The Communist Party of Ireland was first founded in 1921, and re-founded in 1933; the current communist party originates from 1970, when the Communist Party of Northern Ireland joined with the Irish Workers' Party (not related to the current Workers Party). While a registered political party, it rarely stands candidates in elections, and remains quite small. It was historically quite influential in the trade union movement.

Socialist Party[edit]

The Socialist Party (initially known as Militant Labour) was formed in 1989 by members of the Militant Tendency who were expelled from the Labour Party. It was renamed the Socialist Party in 1996. It is a Marxist political party in the Trotskyist tradition and is organised in both the Republic of Ireland and Northern Ireland. Joe Higgins was its first member elected at national level. It was part of the United Left Alliance in the 2011 general election,[8] along with the People Before Profit Alliance and the Workers and Unemployed Action Group, but that Alliance disintegrated over the course of the following Dáil term. Its councillors contested the 2014 local elections as part of the Anti-Austerity Alliance. In 2014, it altered its registered name to Stop the Water Tax – Socialist Party.[1][12] It now contests elections as part of the Anti-Austerity Alliance–People Before Profit. Three TDs are members of the Socialist Party. The party is affiliated to the Committee for a Workers' International (CWI).

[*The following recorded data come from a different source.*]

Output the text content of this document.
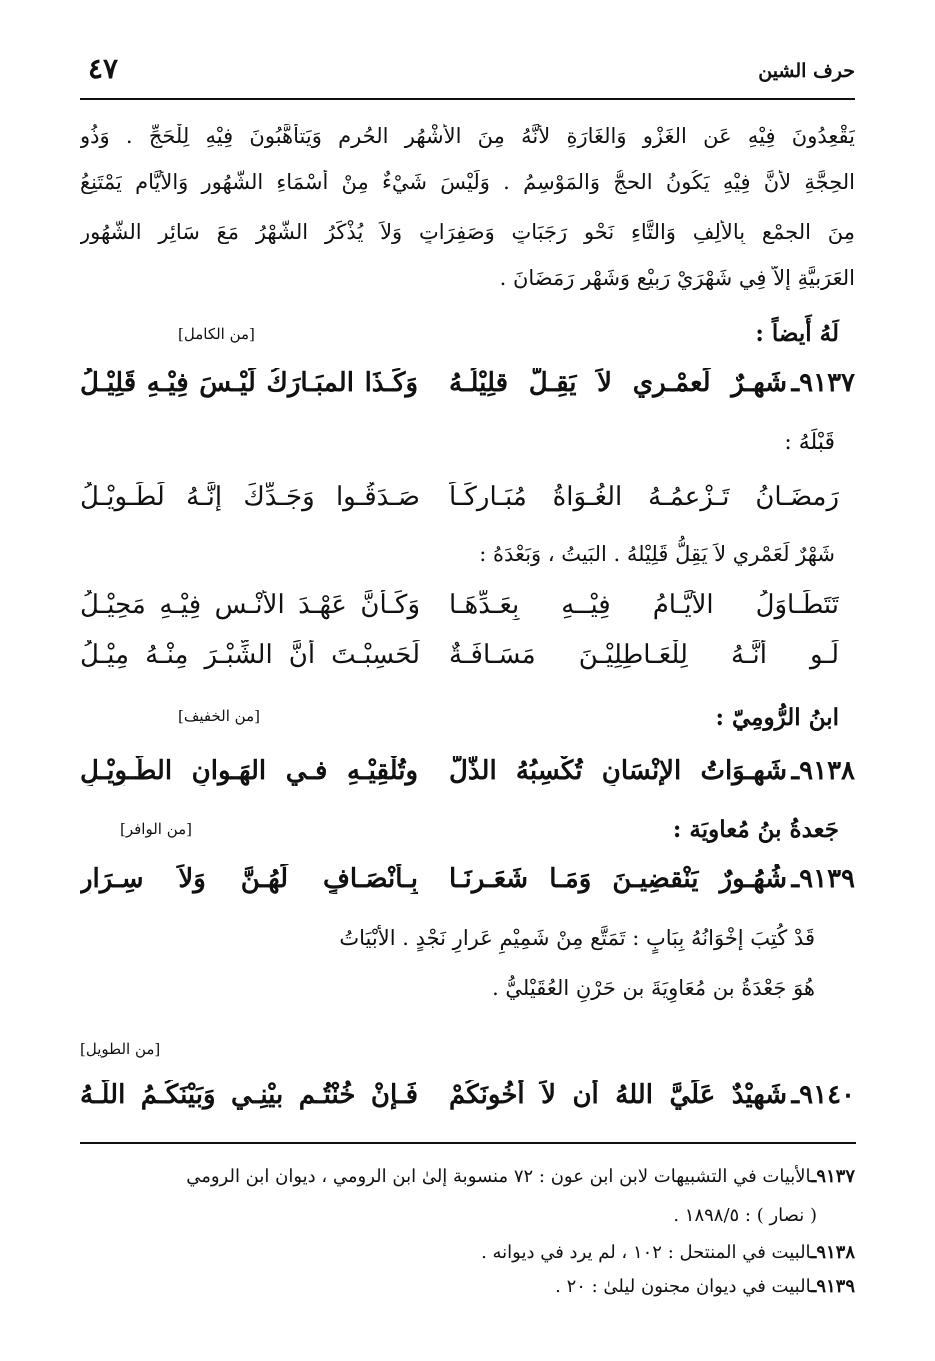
حرف الشين
٤٧
يَقْعِدُونَ فِيْهِ عَنِ الغَزْوِ وَالغَارَةِ لأنَّهُ مِنَ الأشْهُرِ الحُرم وَيَتأهَّبُونَ فِيْهِ لِلْحَجِّ . وَذُو
الحِجَّةِ لأنَّ فِيْهِ يَكُونُ الحجُّ وَالمَوْسِمُ . وَلَيْسَ شَيْءٌ مِنْ أَسْمَاءِ الشُّهُور وَالأيَّام يَمْتَنِعُ
مِنَ الجمْعِ بِالألِفِ وَالتَّاءِ نَحْو رَجَبَاتٍ وَصَفِرَاتٍ وَلاَ يُذْكَرُ الشَّهْرُ مَعَ سَائِرِ الشُّهُور
العَرَبيَّةِ إلاَّ فِي شَهْرَيْ رَبِيْعٍ وَشَهْرِ رَمَضَانَ .
لَهُ أَيضاً :
[من الكامل]
٩١٣٧ـ
شَهـرٌ لَعمْـرِي لاَ يَقِـلُّ قلِيْلُـهُ
وَكَـذَا المبَـارَكُ لَيْـسَ فِيْـهِ قَلِيْـلُ
قَبْلَهُ :
رَمضَـانُ تَـزْعمُـهُ الغُـوَاةُ مُبَـارِكَـاً
صَـدَقُـوا وَجَـدِّكَ إنَّـهُ لَطَـوِيْـلُ
شَهْرٌ لَعَمْري لاَ يَقِلُّ قَلِيْلهُ . البَيتُ ، وَبَعْدَهُ :
تَتَطَـاوَلُ الأيَّـامُ فِيْــهِ بِعَـدِّهَـا
وَكَـأنَّ عَهْـدَ الأُنْـسِ فِيْـهِ مَحِيْـلُ
لَـو أنَّـهُ لِلْعَـاطِلِيْـنَ مَسَـافَـةٌ
لَحَسِبْـتَ أنَّ الشِّبْـرَ مِنْـهُ مِيْـلُ
ابنُ الرُّومِيّ :
[من الخفيف]
٩١٣٨ـ
شَهـوَاتُ الإنْسَانِ تُكْسِبُهُ الذُّلَّ
وتُلْقِيْـهِ فـي الهَـوانِ الطَّـوِيْـلِ
جَعدةُ بنُ مُعاويَة :
[من الوافر]
٩١٣٩ـ
شُهُـورٌ يَنْقضِيـنَ وَمَـا شَعَـرنَـا
بِـأَنْصَـافٍ لَهُـنَّ وَلاَ سِـرَارِ
قَدْ كُتِبَ إخْوَانُهُ بِبَابٍ : تَمَتَّع مِنْ شَمِيْمِ عَرارِ نَجْدٍ . الأبْيَاتُ
هُوَ جَعْدَةُ بن مُعَاوِيَةَ بن حَرْنِ العُقَيْليُّ .
[من الطويل]
٩١٤٠ـ
شَهِيْدٌ عَلَيَّ اللهُ أَن لاَ أَخُونَكُمْ
فَـإنْ خُنْتُـم بيْنِـي وَبَيْنَكُـمُ اللّـهُ
٩١٣٧ـالأبيات في التشبيهات لابن ابن عون : ٧٢ منسوبة إلىٰ ابن الرومي ، ديوان ابن الرومي
( نصار ) : ١٨٩٨/٥ .
٩١٣٨ـالبيت في المنتحل : ١٠٢ ، لم يرد في ديوانه .
٩١٣٩ـالبيت في ديوان مجنون ليلىٰ : ٢٠ .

Socialist Workers Party[edit]

The Socialist Workers Party was founded in 1971 as the Socialist Workers Movement by supporters of the International Socialists of Britain living in Ireland. It renamed itself the Socialist Workers Party in 1995. From 2007 to 2016, it contested elections as part of the People Before Profit Alliance (PBP). It is now contests elections as part of the Anti-Austerity Alliance–People Before Profit. Three TDs are members of the Socialist Workers Party.

Other registered parties[edit]

Other unregistered parties[edit]

Just as independent candidates, those standing for unregistered parties may choose either to be listed as "Non-Party", or to leave the section blank on the ballot paper.[2]